My sons’ Lego collection has become pretty extensive, which I’ve mentioned before (start reading this blog more, will you?). The Lego Star Wars sets they receive for birthdays and special occasions have amassed to an impressive fleet.
But they have a ton of loose Lego pieces as well that they free build from all the time. They know these pieces are from my old sets when I was a kid, but they don’t completely understand their true significance.
These pieces are the remnants of a lost city.

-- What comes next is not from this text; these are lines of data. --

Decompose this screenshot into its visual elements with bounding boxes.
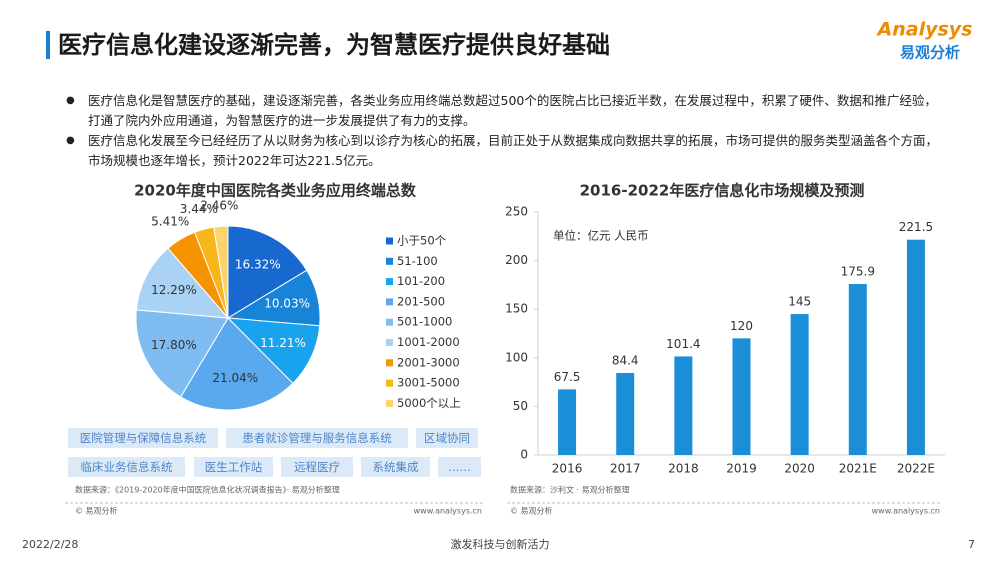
- data-label: 5.41%: [151, 214, 189, 228]
- tag-box: [226, 428, 408, 448]
- x-tick-label: 2017: [610, 462, 641, 476]
- source: 数据来源：《2019-2020年度中国医院信息化状况调查报告》· 易观分析整理: [75, 485, 340, 495]
- y-tick-label: 200: [505, 253, 528, 267]
- tag-label: 远程医疗: [294, 460, 340, 474]
- legend-swatch: [386, 278, 393, 286]
- pie-slice: [213, 225, 229, 319]
- tag-box: [438, 457, 481, 477]
- chart-title: 2020年度中国医院各类业务应用终端总数: [134, 182, 417, 200]
- source: 数据来源：沙利文 · 易观分析整理: [510, 485, 630, 495]
- legend-swatch: [386, 237, 393, 245]
- data-label: 101.4: [666, 337, 700, 351]
- tag-label: ……: [448, 460, 471, 474]
- data-label: 84.4: [612, 353, 639, 367]
- legend-label: 5000个以上: [397, 396, 461, 410]
- legend-label: 2001-3000: [397, 355, 460, 369]
- legend-label: 201-500: [397, 294, 445, 308]
- tag-box: [68, 457, 185, 477]
- pie-slice: [226, 317, 321, 385]
- legend-label: 501-1000: [397, 315, 452, 329]
- tag-label: 患者就诊管理与服务信息系统: [242, 431, 392, 445]
- pie-slice: [135, 309, 229, 398]
- pie-slice: [135, 247, 230, 319]
- data-label: 21.04%: [212, 371, 258, 385]
- copyright: © 易观分析: [75, 506, 118, 516]
- data-label: 120: [730, 319, 753, 333]
- x-tick-label: 2019: [726, 462, 757, 476]
- legend-label: 1001-2000: [397, 335, 460, 349]
- tag-label: 系统集成: [373, 460, 419, 474]
- bar: [558, 389, 577, 455]
- data-label: 221.5: [899, 220, 933, 234]
- bar: [790, 314, 809, 455]
- legend-label: 小于50个: [397, 234, 447, 248]
- tag-box: [281, 457, 353, 477]
- data-label: 17.80%: [151, 338, 197, 352]
- legend-swatch: [386, 257, 393, 265]
- data-label: 145: [788, 295, 811, 309]
- tag-label: 区域协同: [424, 431, 470, 445]
- bullet: 医疗信息化发展至今已经经历了从以财务为核心到以诊疗为核心的拓展，目前正处于从数据…: [66, 131, 948, 171]
- y-tick-label: 150: [505, 302, 528, 316]
- data-label: 10.03%: [264, 297, 310, 311]
- data-label: 67.5: [554, 370, 581, 384]
- legend-swatch: [386, 379, 393, 387]
- data-label: 12.29%: [151, 283, 197, 297]
- x-tick-label: 2018: [668, 462, 699, 476]
- data-label: 2.46%: [200, 199, 238, 213]
- x-tick-label: 2020: [784, 462, 815, 476]
- y-tick-label: 50: [513, 399, 528, 413]
- logo-name: 易观分析: [900, 44, 960, 62]
- tag-box: [68, 428, 218, 448]
- tag-label: 医生工作站: [205, 460, 263, 474]
- bullet: 医疗信息化是智慧医疗的基础，建设逐渐完善，各类业务应用终端总数超过500个的医院…: [66, 91, 948, 131]
- title-accent: [46, 31, 50, 59]
- x-tick-label: 2021E: [839, 462, 877, 476]
- chart-title: 2016-2022年医疗信息化市场规模及预测: [580, 182, 865, 200]
- tag-box: [194, 457, 273, 477]
- legend-swatch: [386, 298, 393, 306]
- tag-box: [361, 457, 430, 477]
- legend-label: 101-200: [397, 274, 445, 288]
- y-tick-label: 100: [505, 350, 528, 364]
- logo-brand: Analysys: [876, 19, 973, 41]
- legend-swatch: [386, 359, 393, 367]
- data-label: 3.44%: [180, 202, 218, 216]
- bar: [848, 284, 867, 455]
- data-label: 175.9: [841, 265, 875, 279]
- tag-box: [416, 428, 478, 448]
- y-tick-label: 250: [505, 205, 528, 219]
- legend-swatch: [386, 399, 393, 407]
- pie-slice: [179, 317, 294, 411]
- pie-slice: [227, 225, 308, 319]
- bar: [674, 356, 693, 455]
- data-label: 11.21%: [260, 336, 306, 350]
- website: www.analysys.cn: [872, 507, 940, 516]
- legend-label: 51-100: [397, 254, 438, 268]
- copyright: © 易观分析: [510, 506, 553, 516]
- footer-date: 2022/2/28: [22, 538, 78, 551]
- y-tick-label: 0: [520, 448, 528, 462]
- footer-slogan: 激发科技与创新活力: [451, 537, 550, 551]
- bar: [732, 338, 751, 455]
- bar: [906, 239, 925, 455]
- tag-label: 医院管理与保障信息系统: [80, 431, 207, 445]
- bar: [616, 372, 635, 455]
- tag-label: 临床业务信息系统: [81, 460, 173, 474]
- legend-label: 3001-5000: [397, 376, 460, 390]
- chart-subtitle: 单位：亿元 人民币: [553, 229, 649, 243]
- x-tick-label: 2016: [552, 462, 583, 476]
- slide-title: 医疗信息化建设逐渐完善，为智慧医疗提供良好基础: [58, 31, 610, 59]
- legend-swatch: [386, 318, 393, 326]
- website: www.analysys.cn: [414, 507, 482, 516]
- x-tick-label: 2022E: [897, 462, 935, 476]
- page-number: 7: [968, 538, 975, 551]
- legend-swatch: [386, 339, 393, 346]
- data-label: 16.32%: [235, 258, 281, 272]
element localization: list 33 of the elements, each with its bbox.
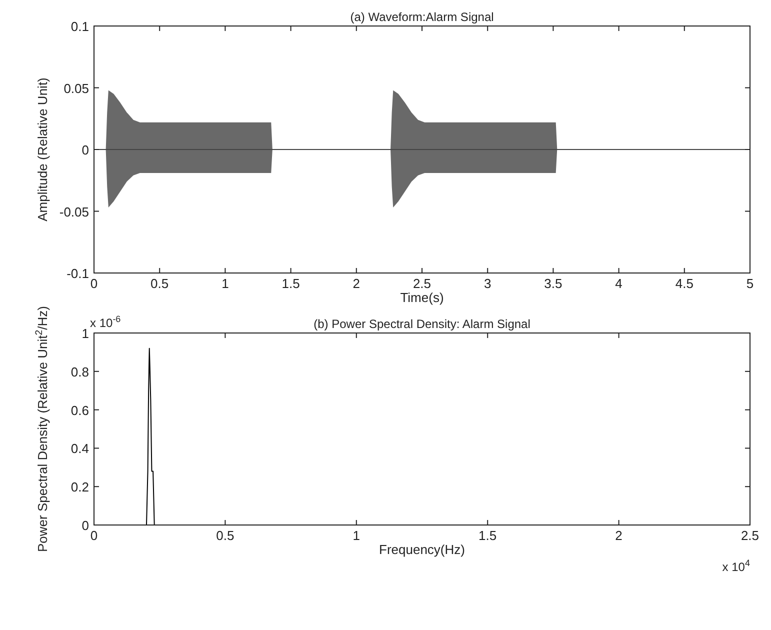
y-tick-label: 0.4	[70, 441, 89, 456]
y-tick-label: 0.6	[70, 402, 89, 418]
y-axis-title: Amplitude (Relative Unit)	[35, 78, 50, 222]
x-tick-label: 2.5	[740, 528, 760, 543]
x-tick-label: 4	[615, 276, 622, 291]
x-tick-label: 1.5	[282, 276, 300, 291]
text: x 10$^{-6}$	[90, 314, 121, 330]
x-tick-label: 4.5	[675, 276, 694, 291]
x-axis-title: Time(s)	[400, 290, 444, 305]
x-axis-title: Frequency(Hz)	[379, 542, 465, 557]
x-tick-label: 5	[746, 276, 754, 291]
y-tick-label: 0	[82, 142, 89, 158]
y-tick-label: 0.2	[70, 480, 89, 495]
x-tick-label: 3.5	[544, 276, 562, 291]
chart-title: (a) Waveform:Alarm Signal	[350, 10, 494, 24]
chart-title: (b) Power Spectral Density: Alarm Signal	[314, 317, 530, 331]
x-tick-label: 1	[352, 528, 360, 543]
y-tick-label: 1	[82, 326, 89, 341]
text: x 10$^{4}$	[722, 558, 750, 574]
y-tick-label: 0.8	[70, 364, 89, 380]
y-tick-label: -0.1	[66, 266, 89, 281]
x-tick-label: 0.5	[216, 528, 234, 543]
x-tick-label: 3	[484, 276, 492, 291]
y-tick-label: 0	[82, 518, 89, 533]
x-tick-label: 2	[615, 528, 622, 543]
y-tick-label: 0.05	[64, 80, 89, 96]
x-tick-label: 2.5	[412, 276, 432, 291]
y-tick-label: 0.1	[70, 19, 89, 34]
x-tick-label: 2	[352, 276, 360, 291]
x-tick-label: 1	[222, 276, 229, 291]
x-tick-label: 0.5	[150, 276, 169, 291]
x-tick-label: 1.5	[478, 528, 497, 543]
y-tick-label: -0.05	[59, 204, 89, 220]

Once, long ago, in the depths of my parents’ basement, a great metropolis thrived. It contained all the necessary components of any good town: a police station, a fire station, an airport, a railroad, a parking garage, and a space shuttle that was so close to the rest of the town that had it ever actually launched, the city would have perished in flame (thankfully, the municipality’s space program apparently ran out of funding). There was even a news tower and a mansion complete with connecting secret lair that housed a Batman rip-off vigilante super hero, whose vehicles and special weaponry I took special pride in constructing.
In the winter, cotton would line the streets and sidewalks as artificial snow. When spring returned, the cotton would…melt? The residents of the city would not stand idle for days on end. Every day, they moved about, posed differently than they had been the day before. New buildings grew on the outskirts of the city, causing it to expand constantly.
Then, one day, the city crumbled. Like Atlantis, the great gathering of Lego buildings, vehicles and minifigures simply disappeared. Broken down and disassembled, the bricks from the old Lego republic live on in my sons’ creations, with only the occasional whispered mention that those bricks used to be a part of something bigger. Something important.
And like Atlantis, physical evidence of the city’s existence is impossible to come by. I would have sworn that my father had taken at least a few pictures of the large collection of Lego sets that spanned over two large, otherwise unused dining room tables that had been moved into the basement.
Alas, they do not seem to exist. I suppose that my parents assumed I would achieve something far more impressive at some point during my lifetime than that Lego city and pictures of it were not a priority. I don’t think they expected the Lego city to be my crowning achievement. Other than my wife (who I take credit only for finding, not making) and sons (who I take half, sometime 60% credit for making), I have yet to provide much worthy of photographic documentation. I suppose I’d better pick up that slack.
In a discussion with my father the other day, he mentioned that he discovered the blurred corner of my once great Lego city in the background of an old photograph, over the shoulder of its true subject. While he offered to send it to me so that I could show it to my boys, it felt rather like something that believers in the Loch Ness Monster or Bigfoot might latch on to in a desperate attempt to convince the rest of the world they were not crazy all these years.
I know what I saw!
I told my dad he need not worry about getting me the picture. I remember what it looked like. Plus, I can talk a good game. Probably a much better game than I can build.
Instead of trying to show my boys what I’d built, I’ve decided that their father’s tales of the glory of his old Lego city are probably far more impressive than it ever actually looked anyway. It helps me inspire them to build bigger and better each day so that when they surpass my achievements, I can enjoy living vicariously through them.